18 February 2020

Radboud university medical center is participating in a major European study into the treatment of brain damage in premature babies. Is it possible to limit or even partly repair the damage with stem cells? Radboud university medical center focuses primarily on the effect of those stem cells on the immune system.
 
Approximately eight percent of babies in the Netherlands are born prematurely, i.e., before the 37th week of pregnancy. After a premature birth, the baby's brain is still immature and vulnerable, placing the baby at high risk for brain damage. Brain damage also occurs due to a lack of oxygen before, during or after birth, which is the case for 1 in 350 babies in the Netherlands. In life, this brain damage can have far-reaching consequences, such as intellectual disabilities and problems with behavior, emotion and motor skills. There is no treatment available yet to counteract this brain damage.
 
Stem cells against brain damage
A European consortium led by the French Institut National de la Santé et de la Recherche Médicale (INSERM) will now investigate whether the administration of specific stem cells (mesenchymal stem cells) offers prospects. Radboud university medical center's Department of Laboratory Medicine, Laboratory of Medical Immunology, participates in this significant PREMSTEM research, which has received a total subsidy of more than 9 million euros from the European Union. Irma Joosten, theme Inflammatory diseases: “There are indications that these stem cells can not only repair brain tissue but can also dampen the activity of the immune system. By adjusting the immune system, the damage to the brain may also be limited."
 
Flexible immune system
In this project, the Laboratory Medicine department, Laboratory of Medical Immunology of the Radboud university medical center does not focus so much on the recovery (regeneration) of brain cells; it will primarily map the dynamics and flexibility of the immune system that result from the administration of stem cells. Medical immunologist Renate van der Molen, project leader, theme Inflammatory diseases: “We specialize in reproductive immunology. Remarkable things happen in the period around the pregnancy. A pregnant woman has an adapted immune system. If not, the child - that consists in part of material of the father - would be rejected, because the material is considered partly foreign to the body.

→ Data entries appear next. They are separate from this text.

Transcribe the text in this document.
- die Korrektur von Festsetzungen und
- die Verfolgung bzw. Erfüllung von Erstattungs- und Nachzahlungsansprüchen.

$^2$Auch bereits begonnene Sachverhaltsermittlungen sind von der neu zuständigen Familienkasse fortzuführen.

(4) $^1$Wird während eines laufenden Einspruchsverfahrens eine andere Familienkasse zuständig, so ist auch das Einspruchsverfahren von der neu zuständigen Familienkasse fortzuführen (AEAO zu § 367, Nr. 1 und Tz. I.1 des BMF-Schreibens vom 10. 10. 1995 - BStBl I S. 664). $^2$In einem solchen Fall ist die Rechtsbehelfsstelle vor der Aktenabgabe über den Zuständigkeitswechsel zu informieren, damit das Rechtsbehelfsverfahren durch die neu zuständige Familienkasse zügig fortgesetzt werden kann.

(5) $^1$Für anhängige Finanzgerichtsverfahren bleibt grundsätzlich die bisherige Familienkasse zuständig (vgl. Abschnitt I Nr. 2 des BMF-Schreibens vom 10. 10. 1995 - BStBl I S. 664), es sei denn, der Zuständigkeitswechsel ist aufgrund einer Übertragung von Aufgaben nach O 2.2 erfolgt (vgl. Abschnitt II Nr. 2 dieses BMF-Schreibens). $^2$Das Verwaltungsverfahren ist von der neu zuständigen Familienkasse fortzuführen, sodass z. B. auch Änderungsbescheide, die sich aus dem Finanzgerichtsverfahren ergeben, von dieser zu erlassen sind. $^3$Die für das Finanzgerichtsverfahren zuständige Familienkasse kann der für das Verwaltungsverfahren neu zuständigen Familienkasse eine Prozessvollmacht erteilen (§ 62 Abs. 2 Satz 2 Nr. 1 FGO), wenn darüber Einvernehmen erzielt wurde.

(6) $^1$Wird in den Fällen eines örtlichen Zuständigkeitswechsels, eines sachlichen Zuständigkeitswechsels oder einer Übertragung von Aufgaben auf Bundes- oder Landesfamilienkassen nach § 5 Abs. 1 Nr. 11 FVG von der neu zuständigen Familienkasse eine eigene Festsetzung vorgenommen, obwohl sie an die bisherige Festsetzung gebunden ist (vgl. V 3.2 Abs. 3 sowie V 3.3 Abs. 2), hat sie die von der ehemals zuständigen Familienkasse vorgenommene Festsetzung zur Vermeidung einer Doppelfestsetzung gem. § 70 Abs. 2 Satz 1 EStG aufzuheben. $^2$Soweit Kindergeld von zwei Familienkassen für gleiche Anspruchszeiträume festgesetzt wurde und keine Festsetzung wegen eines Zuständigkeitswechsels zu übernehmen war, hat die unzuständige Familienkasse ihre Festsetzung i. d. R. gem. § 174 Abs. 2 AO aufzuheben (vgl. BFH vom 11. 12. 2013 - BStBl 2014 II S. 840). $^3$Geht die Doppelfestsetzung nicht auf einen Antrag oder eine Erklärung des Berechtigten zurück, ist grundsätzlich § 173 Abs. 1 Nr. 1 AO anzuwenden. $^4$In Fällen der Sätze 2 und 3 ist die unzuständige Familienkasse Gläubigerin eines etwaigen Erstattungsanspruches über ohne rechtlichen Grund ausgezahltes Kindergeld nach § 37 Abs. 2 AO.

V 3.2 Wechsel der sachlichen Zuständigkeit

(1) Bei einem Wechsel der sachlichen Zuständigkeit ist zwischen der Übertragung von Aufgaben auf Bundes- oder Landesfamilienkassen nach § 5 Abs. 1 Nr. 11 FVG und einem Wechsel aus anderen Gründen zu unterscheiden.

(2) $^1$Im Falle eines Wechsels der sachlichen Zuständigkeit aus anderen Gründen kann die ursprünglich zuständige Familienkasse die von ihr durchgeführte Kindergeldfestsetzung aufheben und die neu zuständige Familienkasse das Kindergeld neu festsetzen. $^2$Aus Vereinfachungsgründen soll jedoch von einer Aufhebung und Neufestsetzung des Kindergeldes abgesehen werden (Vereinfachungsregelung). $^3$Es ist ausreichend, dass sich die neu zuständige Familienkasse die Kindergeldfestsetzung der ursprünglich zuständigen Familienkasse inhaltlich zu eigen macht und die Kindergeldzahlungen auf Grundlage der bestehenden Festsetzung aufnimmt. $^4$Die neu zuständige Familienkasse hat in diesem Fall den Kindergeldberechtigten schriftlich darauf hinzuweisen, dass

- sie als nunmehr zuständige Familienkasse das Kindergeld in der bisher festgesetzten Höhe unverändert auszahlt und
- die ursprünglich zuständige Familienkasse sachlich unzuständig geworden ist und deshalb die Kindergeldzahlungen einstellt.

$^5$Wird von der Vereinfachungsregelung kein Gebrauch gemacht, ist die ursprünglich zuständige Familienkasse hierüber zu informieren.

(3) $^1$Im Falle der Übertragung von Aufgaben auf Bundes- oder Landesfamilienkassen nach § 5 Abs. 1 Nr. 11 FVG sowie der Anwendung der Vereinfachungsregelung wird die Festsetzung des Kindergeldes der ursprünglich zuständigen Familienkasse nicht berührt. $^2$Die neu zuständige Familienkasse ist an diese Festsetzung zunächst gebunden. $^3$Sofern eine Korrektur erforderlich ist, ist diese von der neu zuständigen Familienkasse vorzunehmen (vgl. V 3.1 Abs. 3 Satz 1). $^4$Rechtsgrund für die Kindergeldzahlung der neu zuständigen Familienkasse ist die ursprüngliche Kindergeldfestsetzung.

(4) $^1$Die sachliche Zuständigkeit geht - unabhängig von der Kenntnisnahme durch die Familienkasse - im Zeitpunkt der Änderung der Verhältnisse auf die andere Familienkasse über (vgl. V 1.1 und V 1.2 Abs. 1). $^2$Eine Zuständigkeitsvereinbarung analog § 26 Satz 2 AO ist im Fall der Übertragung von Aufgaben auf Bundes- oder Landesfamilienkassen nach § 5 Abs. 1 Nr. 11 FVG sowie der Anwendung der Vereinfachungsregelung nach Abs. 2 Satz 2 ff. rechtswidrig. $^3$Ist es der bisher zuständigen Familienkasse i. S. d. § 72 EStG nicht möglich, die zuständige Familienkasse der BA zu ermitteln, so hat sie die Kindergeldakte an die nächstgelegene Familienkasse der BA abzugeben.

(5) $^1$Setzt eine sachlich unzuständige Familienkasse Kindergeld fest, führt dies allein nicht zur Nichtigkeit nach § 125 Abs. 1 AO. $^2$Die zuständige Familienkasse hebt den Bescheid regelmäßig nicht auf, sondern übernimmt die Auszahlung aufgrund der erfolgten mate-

However, it is usually not rejected because the immune system is locally adjusted. This allows the child to grow in the womb for nine months. If something goes wrong in those immunological processes, premature birth can occur. We try very accurately to map the changes and dynamics of the immune system during that period. How does the local immune system in the uterus change, which factors affect it, that sort of thing." 
 
Adjusting
"In this major European project, we are looking very specifically at the changes in the immune system when those mesenchymal stem cells are administered," says Joosten. "We do this in culture trays with human cells, but also in a sheep model for premature birth, for which we are collaborating with the Maastricht UMC, another partner in the project. We also hope to gain more insight into the mechanism of immune regulation during pregnancy, and the eventual prevention of premature birth. 
 
Consortium 
The other partners in the research consortium are UMC Utrecht, Maastricht UMC, Universitätsklinikum Essen, Göteborgs Universitet, Consiglio Nazionale delle Ricerche (Rome), Université de Genève, Royal Melbourne Institute of Technology (RMIT) University (Australia and Spain), Iconeus (France) and CHIESI Farmaceutici SPA (Italy), the European Foundation for the Care of Newborn Infants (EFCNI) in Germany, and the Cerebral Palsy Alliance (Australia).